With nine states having legalized the recreational use of marijuana, and 29 states legally protecting the use of medical marijuana, can an employer deny employment to a job seeker who tests positive for marijuana or, for that matter, terminate an employee for marijuana use?
In states where employment is “at-will,” meaning companies can dismiss workers without a “just cause,” firms likely can prohibit marijuana consumption regardless of state or federal law. Some states are also providing “outs” for employers. For example, California’s Proposition 64, which legalized recreational marijuana use, says California employers can penalize workers who test positive for marijuana use, whether or not they were high on the job.
Furthermore, with recreational marijuana use still illegal at the federal level, employees of federal agencies, as well as workers in federally regulated industries, such as transportation, banking and health care, are prohibited from using marijuana—even during off-hours.
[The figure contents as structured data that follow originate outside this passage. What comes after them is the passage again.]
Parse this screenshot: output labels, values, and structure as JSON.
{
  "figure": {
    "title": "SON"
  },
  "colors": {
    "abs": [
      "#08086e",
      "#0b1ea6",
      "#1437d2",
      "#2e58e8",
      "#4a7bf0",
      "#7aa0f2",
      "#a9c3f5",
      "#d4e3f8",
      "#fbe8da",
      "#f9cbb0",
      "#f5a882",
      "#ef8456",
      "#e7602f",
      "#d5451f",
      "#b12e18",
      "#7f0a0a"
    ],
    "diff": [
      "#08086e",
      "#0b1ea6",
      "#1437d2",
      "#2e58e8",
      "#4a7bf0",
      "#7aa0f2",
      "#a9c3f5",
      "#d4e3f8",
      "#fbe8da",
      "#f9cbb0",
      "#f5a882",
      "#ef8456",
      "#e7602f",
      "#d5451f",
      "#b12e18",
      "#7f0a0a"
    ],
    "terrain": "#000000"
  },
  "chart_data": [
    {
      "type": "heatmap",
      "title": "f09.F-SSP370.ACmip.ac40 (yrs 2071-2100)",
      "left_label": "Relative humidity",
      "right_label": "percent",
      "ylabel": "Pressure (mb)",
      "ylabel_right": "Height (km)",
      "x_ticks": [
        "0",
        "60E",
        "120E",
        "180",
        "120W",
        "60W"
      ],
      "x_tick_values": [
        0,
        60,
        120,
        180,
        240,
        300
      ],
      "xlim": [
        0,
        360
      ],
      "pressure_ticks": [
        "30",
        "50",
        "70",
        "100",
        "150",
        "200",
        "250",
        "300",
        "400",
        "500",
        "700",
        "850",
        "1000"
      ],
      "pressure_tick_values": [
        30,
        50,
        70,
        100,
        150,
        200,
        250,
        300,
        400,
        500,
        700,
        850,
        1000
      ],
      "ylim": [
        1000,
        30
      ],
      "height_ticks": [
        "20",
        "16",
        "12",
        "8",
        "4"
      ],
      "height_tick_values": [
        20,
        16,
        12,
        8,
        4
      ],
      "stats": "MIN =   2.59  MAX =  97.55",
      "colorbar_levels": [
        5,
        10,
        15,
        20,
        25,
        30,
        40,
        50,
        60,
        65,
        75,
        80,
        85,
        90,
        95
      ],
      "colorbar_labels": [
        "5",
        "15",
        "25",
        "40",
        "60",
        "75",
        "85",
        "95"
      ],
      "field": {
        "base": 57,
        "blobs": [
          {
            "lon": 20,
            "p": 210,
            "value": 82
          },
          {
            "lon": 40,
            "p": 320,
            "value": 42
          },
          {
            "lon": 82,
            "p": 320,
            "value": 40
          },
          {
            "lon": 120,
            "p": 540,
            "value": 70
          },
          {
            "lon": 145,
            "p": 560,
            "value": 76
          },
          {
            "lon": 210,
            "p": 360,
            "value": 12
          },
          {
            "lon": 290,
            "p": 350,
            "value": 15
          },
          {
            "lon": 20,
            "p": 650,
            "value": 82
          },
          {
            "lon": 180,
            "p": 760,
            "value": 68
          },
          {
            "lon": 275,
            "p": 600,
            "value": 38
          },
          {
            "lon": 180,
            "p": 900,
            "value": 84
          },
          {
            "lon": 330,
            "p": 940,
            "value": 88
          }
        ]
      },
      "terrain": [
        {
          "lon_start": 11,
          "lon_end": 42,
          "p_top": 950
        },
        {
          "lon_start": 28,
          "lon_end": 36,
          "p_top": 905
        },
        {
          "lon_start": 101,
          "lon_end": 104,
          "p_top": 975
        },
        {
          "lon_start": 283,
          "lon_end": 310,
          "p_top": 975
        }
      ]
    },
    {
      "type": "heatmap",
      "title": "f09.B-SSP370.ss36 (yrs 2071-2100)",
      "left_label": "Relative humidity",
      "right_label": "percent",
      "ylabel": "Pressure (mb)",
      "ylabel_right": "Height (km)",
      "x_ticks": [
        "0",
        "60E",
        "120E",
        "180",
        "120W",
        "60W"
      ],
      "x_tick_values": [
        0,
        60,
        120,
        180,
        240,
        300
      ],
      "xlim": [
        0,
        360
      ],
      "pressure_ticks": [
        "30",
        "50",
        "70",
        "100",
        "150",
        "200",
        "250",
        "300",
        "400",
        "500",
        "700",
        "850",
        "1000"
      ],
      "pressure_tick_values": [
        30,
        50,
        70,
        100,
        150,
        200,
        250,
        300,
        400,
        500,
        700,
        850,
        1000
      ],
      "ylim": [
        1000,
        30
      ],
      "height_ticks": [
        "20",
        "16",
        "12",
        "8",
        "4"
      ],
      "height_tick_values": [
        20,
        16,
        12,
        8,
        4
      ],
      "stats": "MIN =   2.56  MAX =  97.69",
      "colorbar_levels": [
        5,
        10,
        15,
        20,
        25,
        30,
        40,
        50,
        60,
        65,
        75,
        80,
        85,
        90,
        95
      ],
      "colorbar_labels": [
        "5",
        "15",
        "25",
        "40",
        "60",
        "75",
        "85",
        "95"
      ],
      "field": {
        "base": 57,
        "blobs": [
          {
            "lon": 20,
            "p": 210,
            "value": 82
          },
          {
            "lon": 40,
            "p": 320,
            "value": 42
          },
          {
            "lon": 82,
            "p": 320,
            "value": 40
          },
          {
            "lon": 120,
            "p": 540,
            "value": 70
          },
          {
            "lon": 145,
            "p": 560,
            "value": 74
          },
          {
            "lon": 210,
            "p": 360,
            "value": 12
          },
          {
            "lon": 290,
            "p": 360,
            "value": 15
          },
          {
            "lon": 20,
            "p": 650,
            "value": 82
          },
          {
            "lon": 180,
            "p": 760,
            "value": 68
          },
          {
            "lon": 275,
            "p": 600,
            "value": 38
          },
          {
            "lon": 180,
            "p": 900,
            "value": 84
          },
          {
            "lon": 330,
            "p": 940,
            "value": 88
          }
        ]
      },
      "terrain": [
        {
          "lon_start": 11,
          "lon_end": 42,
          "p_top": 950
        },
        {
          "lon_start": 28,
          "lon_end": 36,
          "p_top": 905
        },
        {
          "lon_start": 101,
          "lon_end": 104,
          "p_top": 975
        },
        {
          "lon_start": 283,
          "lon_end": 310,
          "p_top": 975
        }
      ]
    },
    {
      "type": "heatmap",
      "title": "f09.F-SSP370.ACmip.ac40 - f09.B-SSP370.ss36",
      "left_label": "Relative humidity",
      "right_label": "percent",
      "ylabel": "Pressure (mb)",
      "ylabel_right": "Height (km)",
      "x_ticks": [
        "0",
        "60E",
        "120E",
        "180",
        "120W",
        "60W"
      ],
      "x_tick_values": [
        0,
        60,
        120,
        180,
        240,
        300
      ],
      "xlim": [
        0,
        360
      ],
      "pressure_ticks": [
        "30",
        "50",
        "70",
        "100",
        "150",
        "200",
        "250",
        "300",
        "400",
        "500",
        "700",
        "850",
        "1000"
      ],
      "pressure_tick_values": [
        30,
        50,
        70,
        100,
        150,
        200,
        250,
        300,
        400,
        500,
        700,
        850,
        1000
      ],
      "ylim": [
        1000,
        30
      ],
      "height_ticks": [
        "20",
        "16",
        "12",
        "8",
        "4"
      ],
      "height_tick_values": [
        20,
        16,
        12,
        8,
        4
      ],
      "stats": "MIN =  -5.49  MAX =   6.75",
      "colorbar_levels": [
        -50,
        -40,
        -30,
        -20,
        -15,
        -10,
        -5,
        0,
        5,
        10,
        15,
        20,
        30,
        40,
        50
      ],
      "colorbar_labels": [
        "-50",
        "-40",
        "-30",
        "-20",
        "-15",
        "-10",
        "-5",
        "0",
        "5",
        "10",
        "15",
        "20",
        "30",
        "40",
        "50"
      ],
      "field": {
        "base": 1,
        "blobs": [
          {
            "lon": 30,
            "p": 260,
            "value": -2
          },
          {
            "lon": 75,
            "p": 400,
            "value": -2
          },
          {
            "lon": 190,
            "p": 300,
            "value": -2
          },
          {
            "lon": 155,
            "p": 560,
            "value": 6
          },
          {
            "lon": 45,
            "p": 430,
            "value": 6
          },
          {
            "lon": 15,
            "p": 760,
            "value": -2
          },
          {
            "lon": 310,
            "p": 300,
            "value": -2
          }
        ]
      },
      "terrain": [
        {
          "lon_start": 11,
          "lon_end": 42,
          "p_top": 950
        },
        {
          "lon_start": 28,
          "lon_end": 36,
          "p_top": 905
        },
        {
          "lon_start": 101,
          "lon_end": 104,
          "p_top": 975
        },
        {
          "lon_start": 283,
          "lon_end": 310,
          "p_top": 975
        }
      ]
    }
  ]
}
Employers outside of those industries should stay abreast of changes in state laws, including not only marijuana usage laws but also drug-testing laws.
Firms in states where marijuana use is legal—whether for medicinal or recreational purposes—should not take adverse action against a candidate without consulting legal counsel. (Ten states have “compassionate care” statutes that allow marijuana to be used for medical reasons. Under these laws, employers generally cannot disqualify someone from work because that person tested positive for marijuana.)
Barada has always urged companies to develop and maintain comprehensive, legally acceptable drug testing policies. As laws over marijuana legalization continue to evolve, it will become increasingly important for these policies to address marijuana use.